Le verbe יכל est donc défectif ; le parfait est un qal, le futur est un hofal. Le futur normal du qal serait יִיכַל*. Nous ignorons pourquoi il a disparu. En araméen biblique où le parfait (statif) est יְכִל, le futur statif a également disparu ; il a été remplacé par une forme active en u : יִכֻּל (comp. § 41 b).

j Remarques particulières.

Futur יֵשֵׁב. La finale du pluriel fém. est toujours a̦lnå (§ 29 d).

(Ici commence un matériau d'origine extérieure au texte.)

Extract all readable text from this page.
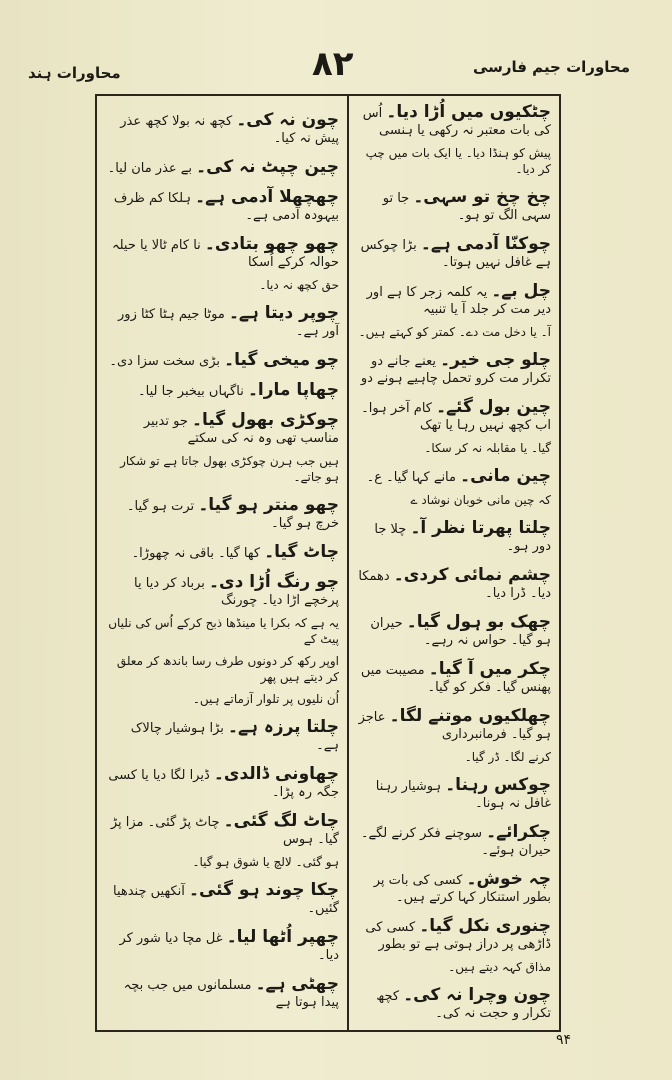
محاورات ہند	۸۲	محاورات جیم فارسی
چٹکیوں میں اُڑا دیا۔ اُس کی بات معتبر نہ رکھی یا ہنسی
پیش کو ہنڈا دیا۔ یا ایک بات میں چپ کر دیا۔
چخ چخ تو سہی۔ جا تو سہی الگ تو ہو۔
چوکنّا آدمی ہے۔ بڑا چوکس ہے غافل نہیں ہوتا۔
چل بے۔ یہ کلمہ زجر کا ہے اور دیر مت کر جلد آ یا تنبیہ
آ۔ یا دخل مت دے۔ کمتر کو کہتے ہیں۔
چلو جی خیر۔ یعنے جانے دو تکرار مت کرو تحمل چاہیے ہونے دو
چین بول گئے۔ کام آخر ہوا۔ اب کچھ نہیں رہا یا تھک
گیا۔ یا مقابلہ نہ کر سکا۔
چین مانی۔ مانے کہا گیا۔ ع۔
کہ چین مانی خوبان نوشاد ے
چلتا پھرتا نظر آ۔ چلا جا دور ہو۔
چشم نمائی کردی۔ دھمکا دیا۔ ڈرا دیا۔
چھک بو ہول گیا۔ حیران ہو گیا۔ حواس نہ رہے۔
چکر میں آ گیا۔ مصیبت میں پھنس گیا۔ فکر کو گیا۔
چھلکیوں موتنے لگا۔ عاجز ہو گیا۔ فرمانبرداری
کرنے لگا۔ ڈر گیا۔
چوکس رہنا۔ ہوشیار رہنا غافل نہ ہونا۔
چکرائے۔ سوچنے فکر کرنے لگے۔ حیران ہوئے۔
چہ خوش۔ کسی کی بات پر بطور استنکار کہا کرتے ہیں۔
چنوری نکل گیا۔ کسی کی ڈاڑھی پر دراز ہوتی ہے تو بطور
مذاق کہہ دیتے ہیں۔
چون وچرا نہ کی۔ کچھ تکرار و حجت نہ کی۔
چون نہ کی۔ کچھ نہ بولا کچھ عذر پیش نہ کیا۔
چین چپٹ نہ کی۔ بے عذر مان لیا۔
چھچھلا آدمی ہے۔ ہلکا کم ظرف بیہودہ آدمی ہے۔
چھو چھو بتادی۔ نا کام ٹالا یا حیلہ حوالہ کرکے اُسکا
حق کچھ نہ دیا۔
چوپر دیتا ہے۔ موٹا جیم ہٹا کٹا زور آور ہے۔
چو میخی گیا۔ بڑی سخت سزا دی۔
چھاپا مارا۔ ناگہاں بیخبر جا لیا۔
چوکڑی بھول گیا۔ جو تدبیر مناسب تھی وہ نہ کی سکتے
ہیں جب ہرن چوکڑی بھول جاتا ہے تو شکار ہو جاتے۔
چھو منتر ہو گیا۔ ترت ہو گیا۔ خرچ ہو گیا۔
چاٹ گیا۔ کھا گیا۔ باقی نہ چھوڑا۔
چو رنگ اُڑا دی۔ برباد کر دیا یا پرخچے اڑا دیا۔ چورنگ
یہ ہے کہ بکرا یا مینڈھا ذبح کرکے اُس کی نلیاں پیٹ کے
اوپر رکھ کر دونوں طرف رسا باندھ کر معلق کر دیتے ہیں پھر
اُن نلیوں پر تلوار آزماتے ہیں۔
چلتا پرزہ ہے۔ بڑا ہوشیار چالاک ہے۔
چھاونی ڈالدی۔ ڈیرا لگا دیا یا کسی جگہ رہ پڑا۔
چاٹ لگ گئی۔ چاٹ پڑ گئی۔ مزا پڑ گیا۔ ہوس
ہو گئی۔ لالچ یا شوق ہو گیا۔
چکا چوند ہو گئی۔ آنکھیں چندھیا گئیں۔
چھپر اُٹھا لیا۔ غل مچا دیا شور کر دیا۔
چھٹی ہے۔ مسلمانوں میں جب بچہ پیدا ہوتا ہے
۹۴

Futur יִירַשׁ. On a souvent la graphie défective יִרַשׁ, p. ex. יִֽרְאוּ ils craindront (avec meteg indiquant la division syllabique i̯ī-re-ʾū ; opp. יִרְאוּ i̯ir-ʾū « ils verront », § 14 c 1).

k Impératifs forts : יְרָא crains ; יְצֹק verse (du très irrégulier יָצַק qui est traité aussi comme פ״יצ § 77 b).

Au sing. masc. on a souvent le ◌ָה paragogique, p. ex. שְׁבָה, רְדָה (cf. § 48 d).

Du verbe inusité יָהַב* donner, l’hébreu n’a que l’impératif. On trouve surtout au sing. la forme הָ֫בָה[12] (mais devant א, Gn 29, 21 הָבָ֫ה, hiatus § 33), 1 fois הַב, et au pl. הָב֫וּ ; sg. f. הָבִ֫י. Dans ces deux dernières formes l’a se maintient (opp. דַּע, דְּעוּ, דְּעִי).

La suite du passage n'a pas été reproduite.